Что случилось, с моей точки зрения, это то, что российская власть увидела возможность забрать Крым в середине этой ситуации, и она использовала эту возможность. И я не знаю, было ли это их изначальным намерением, или они увидели это как возможность, открывшуюся в процессе всех событий.
Вообще, когда мы смотрим на исторические события и пытаемся их анализировать, у нас есть тенденция придавать им рациональную составляющую, видеть события так, как будто все они были заранее спланированы. В то время как, на мой взгляд, и, по моему мнению, это не так.
Многие вещи непредсказуемы и не были изначально спланированы. Результат решений очень часто не соответствует изначальным намерениям политических деятелей.
Но вернуть Крым будет очень сложно, потому что Путин вряд ли пойдет на такие шаги.

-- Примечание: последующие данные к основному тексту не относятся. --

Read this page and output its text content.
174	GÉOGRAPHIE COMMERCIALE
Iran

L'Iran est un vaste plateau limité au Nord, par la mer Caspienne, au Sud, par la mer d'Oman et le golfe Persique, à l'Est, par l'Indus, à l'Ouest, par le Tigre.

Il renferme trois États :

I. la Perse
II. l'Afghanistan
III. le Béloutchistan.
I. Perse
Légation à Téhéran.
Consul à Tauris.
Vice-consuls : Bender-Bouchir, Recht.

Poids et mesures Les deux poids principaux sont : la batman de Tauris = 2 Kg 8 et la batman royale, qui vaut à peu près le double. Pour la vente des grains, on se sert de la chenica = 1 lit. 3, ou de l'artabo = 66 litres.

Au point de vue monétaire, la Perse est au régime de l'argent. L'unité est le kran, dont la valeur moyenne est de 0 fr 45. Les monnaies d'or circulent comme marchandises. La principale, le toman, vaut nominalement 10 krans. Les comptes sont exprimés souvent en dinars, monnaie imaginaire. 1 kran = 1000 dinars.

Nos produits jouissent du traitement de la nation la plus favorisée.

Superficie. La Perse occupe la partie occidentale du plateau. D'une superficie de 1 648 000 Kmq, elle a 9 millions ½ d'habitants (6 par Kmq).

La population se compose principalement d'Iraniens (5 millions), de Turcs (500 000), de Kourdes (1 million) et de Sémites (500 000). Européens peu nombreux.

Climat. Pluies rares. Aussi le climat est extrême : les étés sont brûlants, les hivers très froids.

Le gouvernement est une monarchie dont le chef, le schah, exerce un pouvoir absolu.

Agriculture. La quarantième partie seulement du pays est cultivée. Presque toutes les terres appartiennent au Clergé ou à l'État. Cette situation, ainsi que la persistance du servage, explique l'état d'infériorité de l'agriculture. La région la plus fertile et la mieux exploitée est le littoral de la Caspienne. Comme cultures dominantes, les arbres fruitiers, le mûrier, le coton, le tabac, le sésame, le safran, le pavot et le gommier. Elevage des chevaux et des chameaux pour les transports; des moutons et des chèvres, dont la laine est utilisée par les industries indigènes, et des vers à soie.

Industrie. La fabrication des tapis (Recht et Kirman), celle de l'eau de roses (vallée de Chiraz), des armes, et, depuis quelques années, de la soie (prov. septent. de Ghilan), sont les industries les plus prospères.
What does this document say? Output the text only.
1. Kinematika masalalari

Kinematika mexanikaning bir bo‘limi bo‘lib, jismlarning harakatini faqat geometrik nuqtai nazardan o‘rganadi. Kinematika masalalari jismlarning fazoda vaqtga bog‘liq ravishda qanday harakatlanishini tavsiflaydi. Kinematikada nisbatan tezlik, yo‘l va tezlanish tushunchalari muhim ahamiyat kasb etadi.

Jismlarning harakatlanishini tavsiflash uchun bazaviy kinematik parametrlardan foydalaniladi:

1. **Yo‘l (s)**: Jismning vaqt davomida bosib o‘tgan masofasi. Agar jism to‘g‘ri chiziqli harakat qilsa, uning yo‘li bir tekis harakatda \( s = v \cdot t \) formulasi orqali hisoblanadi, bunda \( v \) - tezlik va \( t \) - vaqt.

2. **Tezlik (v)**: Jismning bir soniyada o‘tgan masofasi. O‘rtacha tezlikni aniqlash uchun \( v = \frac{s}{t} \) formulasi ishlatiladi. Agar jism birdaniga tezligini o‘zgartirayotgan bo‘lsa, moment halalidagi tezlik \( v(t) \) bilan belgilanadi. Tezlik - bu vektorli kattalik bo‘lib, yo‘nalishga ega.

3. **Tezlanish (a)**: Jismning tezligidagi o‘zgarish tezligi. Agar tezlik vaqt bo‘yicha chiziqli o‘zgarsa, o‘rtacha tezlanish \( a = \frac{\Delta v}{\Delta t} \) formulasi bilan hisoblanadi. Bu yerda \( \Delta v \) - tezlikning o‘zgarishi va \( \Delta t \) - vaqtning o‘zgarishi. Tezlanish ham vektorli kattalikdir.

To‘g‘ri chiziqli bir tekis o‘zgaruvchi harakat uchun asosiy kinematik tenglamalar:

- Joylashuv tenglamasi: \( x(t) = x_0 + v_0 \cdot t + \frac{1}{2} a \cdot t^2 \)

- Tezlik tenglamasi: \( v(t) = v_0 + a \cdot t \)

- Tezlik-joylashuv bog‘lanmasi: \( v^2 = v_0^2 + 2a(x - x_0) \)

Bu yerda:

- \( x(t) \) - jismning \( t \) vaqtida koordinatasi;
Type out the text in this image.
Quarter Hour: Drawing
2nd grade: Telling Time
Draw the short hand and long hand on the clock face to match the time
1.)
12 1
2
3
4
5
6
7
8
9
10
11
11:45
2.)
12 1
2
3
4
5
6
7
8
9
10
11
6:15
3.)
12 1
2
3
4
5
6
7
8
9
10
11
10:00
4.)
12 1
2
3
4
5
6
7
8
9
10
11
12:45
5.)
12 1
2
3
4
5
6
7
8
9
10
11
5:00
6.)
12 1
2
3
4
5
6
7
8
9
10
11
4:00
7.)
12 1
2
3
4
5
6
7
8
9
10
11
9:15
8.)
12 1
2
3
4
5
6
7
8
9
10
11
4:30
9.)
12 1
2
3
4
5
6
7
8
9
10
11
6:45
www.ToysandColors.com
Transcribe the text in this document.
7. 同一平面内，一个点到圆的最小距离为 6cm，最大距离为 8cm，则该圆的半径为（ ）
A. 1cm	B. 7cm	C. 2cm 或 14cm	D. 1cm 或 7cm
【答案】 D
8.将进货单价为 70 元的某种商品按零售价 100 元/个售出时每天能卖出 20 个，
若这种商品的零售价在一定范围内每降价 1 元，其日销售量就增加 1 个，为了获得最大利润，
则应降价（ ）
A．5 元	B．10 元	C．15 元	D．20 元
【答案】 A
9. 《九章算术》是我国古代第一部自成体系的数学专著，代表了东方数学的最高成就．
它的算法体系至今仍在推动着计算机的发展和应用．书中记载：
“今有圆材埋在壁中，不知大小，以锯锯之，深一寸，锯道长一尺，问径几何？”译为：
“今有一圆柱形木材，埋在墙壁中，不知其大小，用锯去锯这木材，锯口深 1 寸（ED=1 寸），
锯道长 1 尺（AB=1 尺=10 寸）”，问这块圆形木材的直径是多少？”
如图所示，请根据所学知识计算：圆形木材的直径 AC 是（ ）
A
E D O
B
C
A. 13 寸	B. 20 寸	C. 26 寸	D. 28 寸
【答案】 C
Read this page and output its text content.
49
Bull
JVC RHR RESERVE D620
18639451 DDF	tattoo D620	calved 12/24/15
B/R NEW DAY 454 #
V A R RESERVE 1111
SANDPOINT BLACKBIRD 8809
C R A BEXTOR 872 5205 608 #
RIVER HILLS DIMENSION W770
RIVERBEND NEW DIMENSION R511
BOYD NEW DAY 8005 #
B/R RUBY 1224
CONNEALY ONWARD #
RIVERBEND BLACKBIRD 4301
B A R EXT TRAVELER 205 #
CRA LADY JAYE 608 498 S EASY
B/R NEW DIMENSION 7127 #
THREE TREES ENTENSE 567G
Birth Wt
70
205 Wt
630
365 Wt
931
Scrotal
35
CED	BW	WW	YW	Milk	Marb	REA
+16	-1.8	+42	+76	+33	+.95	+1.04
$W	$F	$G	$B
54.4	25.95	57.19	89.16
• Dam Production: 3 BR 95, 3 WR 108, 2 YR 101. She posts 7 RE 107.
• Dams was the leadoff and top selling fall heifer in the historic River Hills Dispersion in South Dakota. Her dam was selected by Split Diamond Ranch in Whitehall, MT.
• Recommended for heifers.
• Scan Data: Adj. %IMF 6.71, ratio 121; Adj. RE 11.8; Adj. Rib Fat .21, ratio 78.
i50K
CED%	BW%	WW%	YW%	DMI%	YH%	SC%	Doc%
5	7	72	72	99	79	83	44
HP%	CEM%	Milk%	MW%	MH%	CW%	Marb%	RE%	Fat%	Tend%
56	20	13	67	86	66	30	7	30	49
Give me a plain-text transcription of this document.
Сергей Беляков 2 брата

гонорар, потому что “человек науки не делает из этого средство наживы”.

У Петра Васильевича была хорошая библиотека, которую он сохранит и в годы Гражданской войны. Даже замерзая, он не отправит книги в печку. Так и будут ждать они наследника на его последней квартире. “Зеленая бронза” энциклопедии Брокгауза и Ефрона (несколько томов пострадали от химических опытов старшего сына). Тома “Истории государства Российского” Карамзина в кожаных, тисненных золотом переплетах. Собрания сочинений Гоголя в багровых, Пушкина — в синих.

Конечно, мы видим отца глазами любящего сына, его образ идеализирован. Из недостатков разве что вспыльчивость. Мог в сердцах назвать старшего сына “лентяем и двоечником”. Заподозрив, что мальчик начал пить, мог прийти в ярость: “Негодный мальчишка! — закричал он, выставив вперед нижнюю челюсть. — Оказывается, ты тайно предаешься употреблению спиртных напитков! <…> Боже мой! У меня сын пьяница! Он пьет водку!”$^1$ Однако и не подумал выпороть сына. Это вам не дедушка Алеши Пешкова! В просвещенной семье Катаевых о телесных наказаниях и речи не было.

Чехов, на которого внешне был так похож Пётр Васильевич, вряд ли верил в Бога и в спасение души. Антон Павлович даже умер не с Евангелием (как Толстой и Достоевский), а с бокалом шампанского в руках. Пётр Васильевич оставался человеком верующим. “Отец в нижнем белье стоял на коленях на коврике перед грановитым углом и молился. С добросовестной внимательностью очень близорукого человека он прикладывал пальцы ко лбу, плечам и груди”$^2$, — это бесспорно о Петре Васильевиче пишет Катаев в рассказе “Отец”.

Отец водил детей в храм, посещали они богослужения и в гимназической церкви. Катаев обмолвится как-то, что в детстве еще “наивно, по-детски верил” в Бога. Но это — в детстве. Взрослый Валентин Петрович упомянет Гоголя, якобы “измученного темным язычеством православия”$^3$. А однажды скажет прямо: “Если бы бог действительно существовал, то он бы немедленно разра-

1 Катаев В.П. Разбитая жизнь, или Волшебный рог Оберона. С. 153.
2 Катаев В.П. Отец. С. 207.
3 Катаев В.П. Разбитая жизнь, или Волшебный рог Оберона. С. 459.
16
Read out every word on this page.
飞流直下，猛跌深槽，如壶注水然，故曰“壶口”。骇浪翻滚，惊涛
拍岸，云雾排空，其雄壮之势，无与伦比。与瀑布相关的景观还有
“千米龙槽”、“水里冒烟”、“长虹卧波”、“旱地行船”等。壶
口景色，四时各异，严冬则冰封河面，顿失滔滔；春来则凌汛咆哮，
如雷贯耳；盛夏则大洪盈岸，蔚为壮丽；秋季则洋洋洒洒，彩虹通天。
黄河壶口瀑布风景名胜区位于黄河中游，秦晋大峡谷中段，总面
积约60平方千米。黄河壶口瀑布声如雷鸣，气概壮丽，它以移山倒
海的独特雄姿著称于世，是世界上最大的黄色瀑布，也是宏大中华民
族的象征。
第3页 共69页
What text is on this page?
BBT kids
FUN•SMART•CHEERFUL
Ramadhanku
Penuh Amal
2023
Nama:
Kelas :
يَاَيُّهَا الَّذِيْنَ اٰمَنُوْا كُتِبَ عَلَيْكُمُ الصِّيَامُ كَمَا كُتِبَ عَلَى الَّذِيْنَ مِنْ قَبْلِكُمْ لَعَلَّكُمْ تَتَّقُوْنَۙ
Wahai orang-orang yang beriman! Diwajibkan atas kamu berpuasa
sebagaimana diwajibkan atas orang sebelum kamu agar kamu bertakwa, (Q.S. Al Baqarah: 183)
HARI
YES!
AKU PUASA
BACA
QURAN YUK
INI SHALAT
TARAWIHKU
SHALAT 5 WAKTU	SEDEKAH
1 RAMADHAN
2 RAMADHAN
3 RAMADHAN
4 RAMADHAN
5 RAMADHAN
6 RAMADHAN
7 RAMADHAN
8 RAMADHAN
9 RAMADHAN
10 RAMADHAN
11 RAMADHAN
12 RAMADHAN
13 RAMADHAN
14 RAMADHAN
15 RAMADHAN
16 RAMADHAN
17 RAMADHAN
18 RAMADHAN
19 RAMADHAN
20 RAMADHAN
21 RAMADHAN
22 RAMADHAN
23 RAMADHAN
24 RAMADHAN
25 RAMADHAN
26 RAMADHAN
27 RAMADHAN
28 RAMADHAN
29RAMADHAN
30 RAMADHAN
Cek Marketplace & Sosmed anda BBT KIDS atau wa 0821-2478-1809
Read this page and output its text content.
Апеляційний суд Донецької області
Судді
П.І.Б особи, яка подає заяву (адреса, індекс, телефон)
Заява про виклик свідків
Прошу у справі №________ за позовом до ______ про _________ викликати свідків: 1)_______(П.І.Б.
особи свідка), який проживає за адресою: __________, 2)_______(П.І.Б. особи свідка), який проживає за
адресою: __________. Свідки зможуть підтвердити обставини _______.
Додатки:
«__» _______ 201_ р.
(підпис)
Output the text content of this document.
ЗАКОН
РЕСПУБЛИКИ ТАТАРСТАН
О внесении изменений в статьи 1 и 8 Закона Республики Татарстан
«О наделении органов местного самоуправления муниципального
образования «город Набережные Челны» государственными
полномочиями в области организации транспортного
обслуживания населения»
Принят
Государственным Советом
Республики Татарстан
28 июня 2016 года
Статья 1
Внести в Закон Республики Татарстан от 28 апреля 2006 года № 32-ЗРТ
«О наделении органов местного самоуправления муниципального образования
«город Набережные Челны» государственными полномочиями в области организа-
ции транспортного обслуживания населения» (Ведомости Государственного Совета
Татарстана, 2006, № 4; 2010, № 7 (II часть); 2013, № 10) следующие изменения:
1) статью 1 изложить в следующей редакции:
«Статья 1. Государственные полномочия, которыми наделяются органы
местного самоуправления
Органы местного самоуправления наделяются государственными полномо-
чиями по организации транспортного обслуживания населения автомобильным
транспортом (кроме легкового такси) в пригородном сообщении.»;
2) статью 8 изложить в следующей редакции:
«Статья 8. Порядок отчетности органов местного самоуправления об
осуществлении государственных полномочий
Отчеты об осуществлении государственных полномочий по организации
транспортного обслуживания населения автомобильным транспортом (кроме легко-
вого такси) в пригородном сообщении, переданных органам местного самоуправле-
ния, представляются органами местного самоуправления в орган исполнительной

Я еще планирую детально изучить эту ситуацию, посвятив ей много времени в будущем, но на данном этапе мы все еще слишком близко находимся к этим событиям, чтобы беспристрастно их анализировать.
Могли ли вы представить себе подобную ситуацию? Год назад у нас был Майдан, первые жертвы насилия, а сейчас уже 5 000 жертв. Многие украинцы считают, что поддержка со стороны Европы была недостаточна. Что вы чаще были «глубоко обеспокоены», нежели готовы предпринимать действия. Думаете ли вы, что это было большой ошибкой для Европейского Союза, которая будет иметь последствия в будущем?
Думаю, это была единственная позиция, которую мог занять Европейский Союз — а именно позиция принципа.
Будем откровенны, если говорить исключительно об экономическом аспекте, говоря экономическими терминами, Россия, вероятно, более важна для Европейского союза, чем Украина. Если судить только по экономическим критериям.
Но если бы Европейский Союз согласился бы на такое откровенное нарушение международного права на своей границе, это создало бы опасный прецедент, который чреват самыми серьезными последствиями для всех континентов.
То есть, мы сейчас в такой ситуации, когда понимаем, что любое решение имеет свою цену, и мы должны принять эту цену. Была ли у нас альтернатива?
Думаю, у нас не было альтернативы — притвориться, что ничего не случилось, будто одна большая страна не забрала часть другой страны. Поэтому ЕС принял позицию принципа — политического, дипломатического, даже ввел санкции, и мы сделали это не для того, чтобы ухудшить ситуацию, но наоборот, улучшить ее и послать сигнал, что мы не принимаем этого, и мы не будем принимать это в качестве прецедента.
Так что не думаю, что для ЕС была какая-то более правильная позиция, которую мы могли занять. И если вы спрашиваете меня, было ли возможно предположить трагическое развитие этих событий, да конечно — с того момента, как начался открытый конфликт между Россией и Украиной, было вполне вероятно (что и случилось, к сожалению), что этот конфликт повлечет за собой жертвы.
Но эти жертвы не были виной ЕС, давайте эту часть тоже держать во внимании и помнить, кто остается агрессором в этой ситуации. Не Европейский Союз и не украинцы был агрессором.
Поэтому мы сейчас в ситуации, которая является трагедией для Украины, и это также плохая ситуация для общей стабильности Европейского Союза. Поэтому я настаиваю, чтобы дверь для политического решения этой проблемы оставалась открытой.
Альтернатива этому — что со временем все будет намного хуже, и со временем все сейчас происходящее повлечет за собой еще более серьезное нарушение международного права.
Интервью состоялось в рамках «Украинского завтрака» — мероприятия, посвященного Украине, которое в Давосе проводит Фонд Виктора Пинчука.